Comment by greenie_beans
Comment by greenie_beans 3 days ago
you're contradicting yourself. you say it's "revenue neutral" but then admit people in areas with rising land values face higher carrying costs. that's exactly the displacement i'm describing.
your clarification on mechanics doesn't address my core concern: this policy forces people who bought affordable homes decades ago to either pay significantly more or sell when their neighborhoods gentrify. who benefits when they're forced to sell? developers who can afford both the LVT and development costs.
so we're transferring wealth from middle-class homeowners to wealthy developers and calling it progressive policy.
frame this as preventing "uncapped gains from appreciation," but these are people who just needed housing, not speculators. meanwhile, actual investors get to buy the forced sales.
you still haven't addressed how LVT solves the actual constraint. in my market, a major developer cancelled a project because of constructions cost. not land value. if land availability isn't the bottleneck, how does your policy help? construction costs are the real issue in most markets.
this remains a policy that sounds elegant in theory but would be politically impossible and harmful in practice.
"Revenue neutral" at time of implementation.

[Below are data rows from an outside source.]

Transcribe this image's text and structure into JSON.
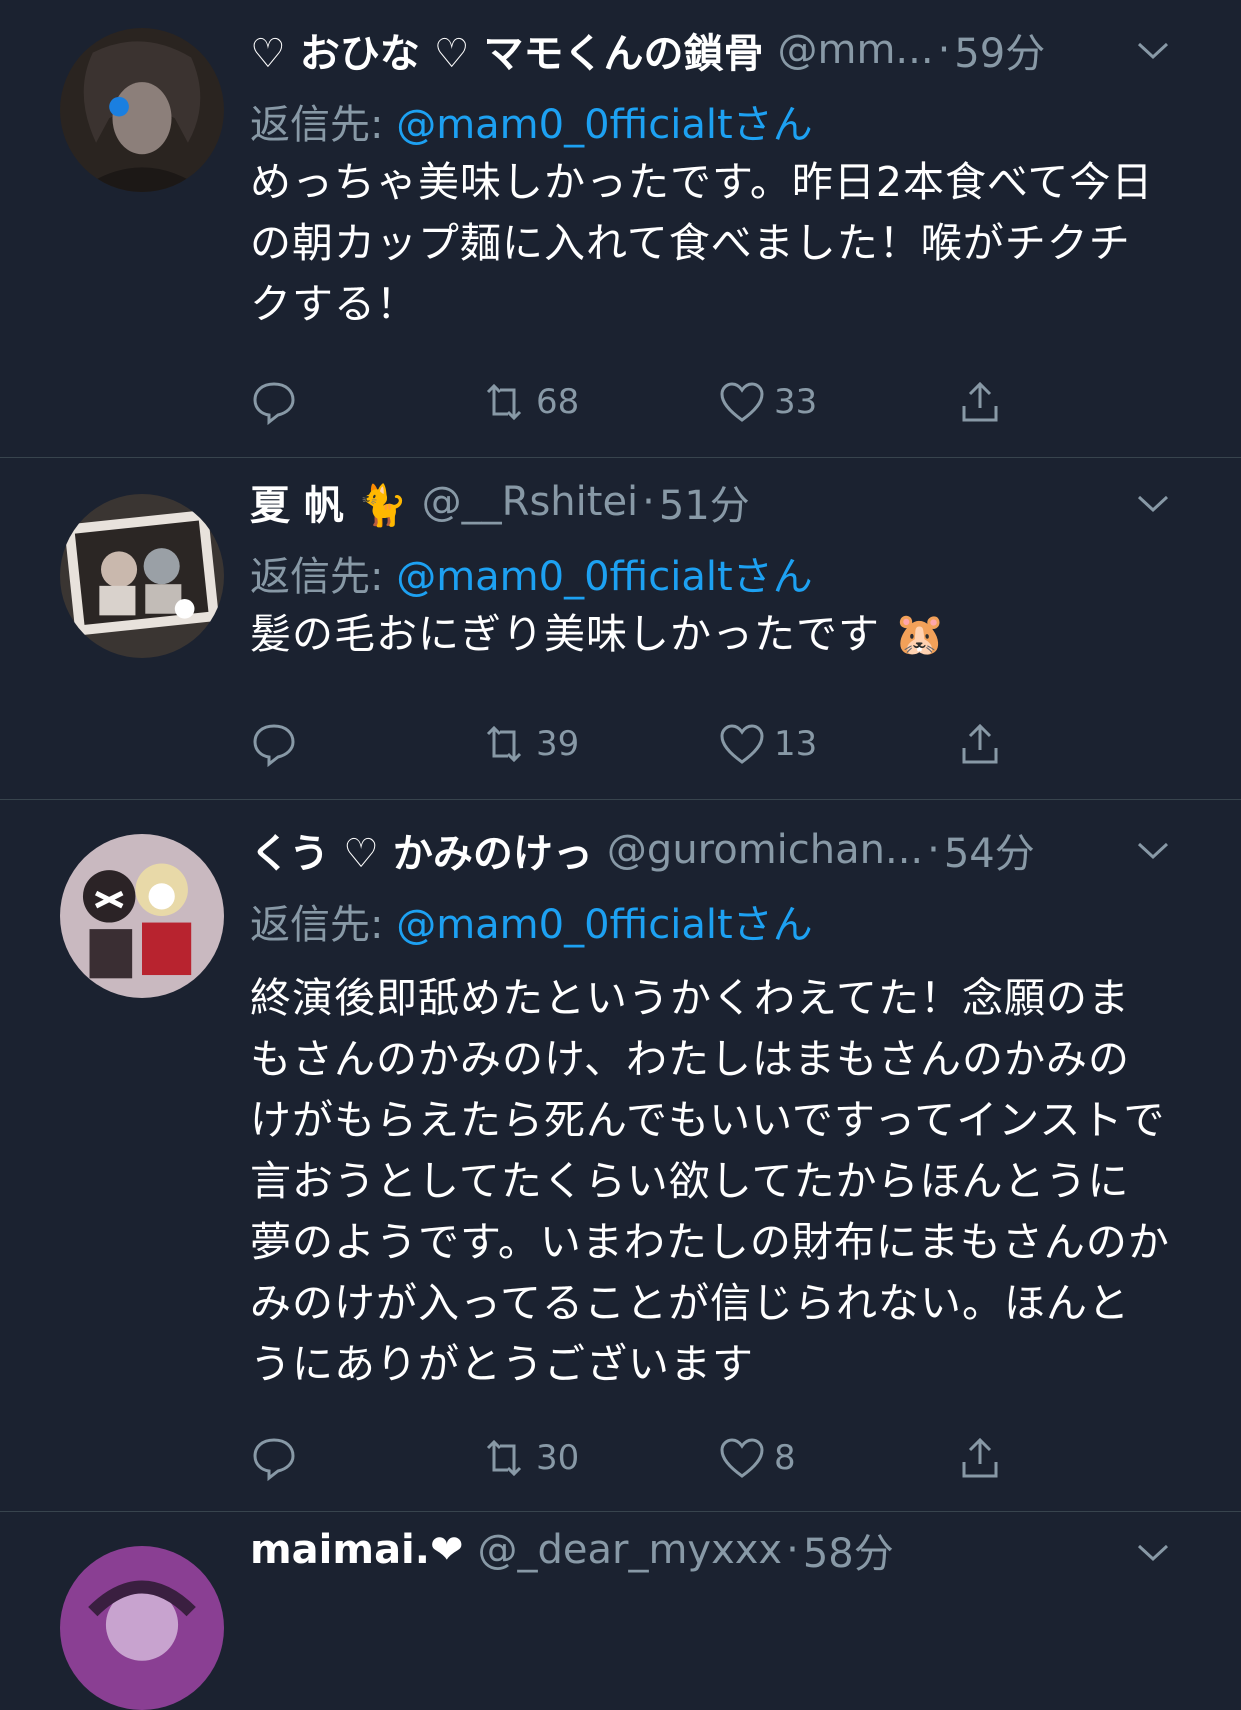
{
  "tweets": [
    {
      "name": "♡ おひな ♡ マモくんの鎖骨",
      "handle": "@mm...",
      "time": "59分",
      "reply_prefix": "返信先: ",
      "reply_mention": "@mam0_0fficialtさん",
      "text": "めっちゃ美味しかったです。昨日2本食べて今日の朝カップ麺に入れて食べました！喉がチクチクする！",
      "retweets": "68",
      "likes": "33"
    },
    {
      "name": "夏 帆 🐈",
      "handle": "@__Rshitei",
      "time": "51分",
      "reply_prefix": "返信先: ",
      "reply_mention": "@mam0_0fficialtさん",
      "text": "髪の毛おにぎり美味しかったです 🐹",
      "retweets": "39",
      "likes": "13"
    },
    {
      "name": "くう ♡ かみのけっ",
      "handle": "@guromichan...",
      "time": "54分",
      "reply_prefix": "返信先: ",
      "reply_mention": "@mam0_0fficialtさん",
      "text": "終演後即舐めたというかくわえてた！念願のまもさんのかみのけ、わたしはまもさんのかみのけがもらえたら死んでもいいですってインストで言おうとしてたくらい欲してたからほんとうに夢のようです。いまわたしの財布にまもさんのかみのけが入ってることが信じられない。ほんとうにありがとうございます",
      "retweets": "30",
      "likes": "8"
    },
    {
      "name": "maimai.❤",
      "handle": "@_dear_myxxx",
      "time": "58分"
    }
  ],
  "colors": {
    "background": "#1b2230",
    "secondary_text": "#8899a6",
    "mention": "#1da1f2",
    "divider": "#38444d"
  },
  "icons": [
    "reply-icon",
    "retweet-icon",
    "like-icon",
    "share-icon",
    "chevron-down-icon"
  ]
}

It's not a bunch of people being jolted out of their houses by the policy.
> this policy forces people who bought affordable homes decades ago to either pay significantly more or sell when their neighborhoods gentrify.
Correct. The alternative is that these people freeze a region in time while prices continue to skyrocket due to the increasingly Sisyphean efforts of those around them to grow the local economy.
> who benefits when they're forced to sell? developers who can afford both the LVT and development costs.
All of the people who are moving into an area and developing its economy further? Yes, developers get a cut for the work that they do of developing the area to meet the new demands on it. What's wrong with that exactly?
> you still haven't addressed how LVT solves the actual constraint
Yes I have. LVT makes it cost-prohibitive not to develop land to its highest use. In a hot real estate market, highest use will be to build more units. It has nothing to do with land availability.